Let us now return to the question whether the exogamous wife was her husband’s property, and consider it in relation to the variety of clan systems. In the primitive clan comprising on the average three generations, while the founder of the clan, known to all from babyhood as the father and grandfather who has brought them all up, is still alive and exercising authority, it is no offence to anybody that grandfather is owner of all and everything. But when this same authority later appears in the form of clan despotism, if all the women are to be the property of the elder, who among the younger generation would buy a wife? Perhaps it is for this reason that among certain peoples parents exert themselves to obtain daughters-in-law? It may or may not be so; in some clan-despotisms property in children and their wives may be exacted with absolute consistency, whereas elsewhere the germ of the future emancipation of the family may lie in ownership of his descendants’ wives not by the elder but by their husbands even in their elder-father’s lifetime. It would be the only property permissible to them before the splitting-up of the clan.

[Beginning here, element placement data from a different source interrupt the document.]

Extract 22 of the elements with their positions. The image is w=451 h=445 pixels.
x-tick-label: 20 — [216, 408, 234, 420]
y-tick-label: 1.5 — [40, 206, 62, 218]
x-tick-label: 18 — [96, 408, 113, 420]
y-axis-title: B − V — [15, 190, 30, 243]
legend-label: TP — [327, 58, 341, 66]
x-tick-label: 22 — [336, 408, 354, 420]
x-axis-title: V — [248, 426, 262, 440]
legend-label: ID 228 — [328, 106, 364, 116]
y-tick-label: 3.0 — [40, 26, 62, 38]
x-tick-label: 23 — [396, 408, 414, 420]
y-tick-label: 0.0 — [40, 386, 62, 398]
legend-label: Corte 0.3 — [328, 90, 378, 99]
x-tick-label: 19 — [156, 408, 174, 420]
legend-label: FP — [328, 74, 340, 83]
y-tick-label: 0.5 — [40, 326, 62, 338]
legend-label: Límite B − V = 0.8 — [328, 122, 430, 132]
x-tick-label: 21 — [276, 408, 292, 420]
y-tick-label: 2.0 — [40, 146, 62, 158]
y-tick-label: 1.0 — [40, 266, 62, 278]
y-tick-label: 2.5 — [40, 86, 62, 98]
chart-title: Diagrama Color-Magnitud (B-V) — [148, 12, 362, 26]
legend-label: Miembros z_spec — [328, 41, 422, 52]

Absolute consistency on ownership of wives is found among some peoples organised into clan communities. Two cases are known. When the Chukchi found a new clan community, several (from two to ten) men of more or less the same age, not brothers, nor from the same tent, meet and grant each other the right to reciprocal use of their shares of the property, including their wives. The children of such a grouping are regarded as brothers and sisters and may not inter-marry. This does not, however, amount to the introduction of “sexual promiscuity”, since from the first choice of the men to the restrictions on the children, precautions are taken against the inbred family, even endogamy being rejected. All that happens is the foundation of a new clan centre, which is intended to become a clan community: this interpretation may also be deduced from the fact that the centre takes upon itself the duty of revenge for its members.357 Whether all communities among the Chukchi order their relation to women in this way, whether it is one which is generally accpeted or only permitted — and whether it occurs with increasing or decreasing frequency — is not known. Precisely the same arrangement is met under an entirely different sky, among the African Hereros where it is called upanga.
Since it is not ethnology I am writing, such partial use of the sources must suffice, although many other variations could be discovered. And let us always bear in mind that under the clan system either monogamy or polygamy may obtain, apart altogether from the very varied status — elevated or debased — of women. Thus clan law (itself so varied) enters by innumerable roads and paths into the spheres of marriage, family, property and inheritance law, opening before us enormous departments of ethnology and prehistory.